The History of the EU

Written by Adilah Hameed. Edited by Bradley Bosson.

Being born as a citizen of the European Union has made me wonder why the European Union was created and how it established. Starting from the basics, The European Union is the biggest customs union in the world and has had far reaching benefits for many member states. Throughout the years many have argued that the benefits of being part of the EU outweigh the negatives. Although this article will not give a detailed description of the current economic; social; and political advantages and disadvantages of being part of the EU it will, however, discuss the chronological history of the European Union up until the modern day.

The breadth of the European Union’s history is importance to remember when discussing the liberation and many other factors. Taking you back into a time were neighbouring countries were attacking each other during the brutal time of World War Two. After the war had finished many politicians such as Winston Churchill had forwarded the idea of a United States of Europe, in 1946. Nevertheless, the Council of Europe was established in 1949. Two years later, the treaty of Paris was signed which had created the European Steel and Coal Community – this could prevent wars between the neighbouring nations participating, as these two elements were essential for war products.

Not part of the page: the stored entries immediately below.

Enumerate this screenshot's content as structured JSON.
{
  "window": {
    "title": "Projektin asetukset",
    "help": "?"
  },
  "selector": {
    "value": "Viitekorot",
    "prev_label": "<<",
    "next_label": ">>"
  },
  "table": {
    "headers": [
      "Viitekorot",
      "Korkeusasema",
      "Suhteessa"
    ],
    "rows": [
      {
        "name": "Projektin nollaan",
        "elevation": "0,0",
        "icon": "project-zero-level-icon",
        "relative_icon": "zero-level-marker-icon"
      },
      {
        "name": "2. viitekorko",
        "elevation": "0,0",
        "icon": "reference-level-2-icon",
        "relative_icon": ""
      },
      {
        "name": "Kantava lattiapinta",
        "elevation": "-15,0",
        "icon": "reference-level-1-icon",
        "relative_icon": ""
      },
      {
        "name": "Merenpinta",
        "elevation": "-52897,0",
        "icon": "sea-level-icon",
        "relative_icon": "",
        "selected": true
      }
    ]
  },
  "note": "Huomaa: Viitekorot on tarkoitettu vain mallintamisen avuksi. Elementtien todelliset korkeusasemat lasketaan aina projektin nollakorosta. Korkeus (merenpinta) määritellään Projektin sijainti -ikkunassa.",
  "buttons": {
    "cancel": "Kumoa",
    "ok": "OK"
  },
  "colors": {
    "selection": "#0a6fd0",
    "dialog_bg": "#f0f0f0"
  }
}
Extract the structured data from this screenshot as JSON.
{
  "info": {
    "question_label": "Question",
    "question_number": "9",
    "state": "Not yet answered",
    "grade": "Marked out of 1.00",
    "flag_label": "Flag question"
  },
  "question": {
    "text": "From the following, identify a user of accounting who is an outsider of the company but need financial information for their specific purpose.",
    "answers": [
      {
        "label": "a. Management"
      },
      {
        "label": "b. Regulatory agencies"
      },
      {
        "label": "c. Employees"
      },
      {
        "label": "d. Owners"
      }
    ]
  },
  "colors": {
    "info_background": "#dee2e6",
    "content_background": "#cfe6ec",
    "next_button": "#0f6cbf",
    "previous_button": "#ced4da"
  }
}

In 1957, the treaty of Rome was signed which created European Economic Community. The aim was to bring out economic integration amongst the members of the community, by allowing free movement of capital and goods. The founding members were Belgium, France, Luxembourg, West Germany, Italy and the Netherlands.

The expansion of the European Union occurred in 1973 where Britain joined the customs union alongside Denmark and Ireland. Enlargements then became a major policy for the Union and after the coming years many countries have become member states. Every time there was an enlargement of the EU, a treaty would be signed.

Nevertheless, adoption of the European flag and the Single European Act, which occurred in the late 80s, made the Union a single market. The Maastricht Treaty of 1992 established the customs union, with it going into full swing the following year. The Euro was also created in 1999, with all joining the currency apart from the United Kingdom and Denmark. Furthermore, in the same year, the European Central Bank was created.

From that point onwards the European Union had fully undergone different developing procedures but had allowed a peaceful union amongst historically rival countries. This led to the most unusual Nobel peace prize in 2012 granted to the European Union, for the advancement of peace and human rights in the Europe.

For many years Turkey has attempted to be part of the European Union. Its geographic position is advantageous as it would increase relates between Europe and Asia.  Nevertheless, Turkey has been rejected on many occasions to be part of the customs union, mainly because of their laws and policies. Culturally, Turkey does not follow the European norms and famously does not give women equal rights in the country. Another factor is that Turkey refuses to acknowledge the Armenian genocide in 1915.

Over the years the European Union has largely allowed the liberation of the free movement of people and goods; however, in Britain this is a whole different story. Although to many this may seem a largely negative thing, especially with the current affairs, it has allowed many citizens from Britain to equally move and live freely in and around different parts of the European Union. Many Brits have settled in Spain and Italy after their retirement, and seem to be benefiting more than what they would in Britain.  Finally, one should remember why the European Union was created, and looking into both the advantages and disadvantages it creates for the member states, when voting in the general election in May.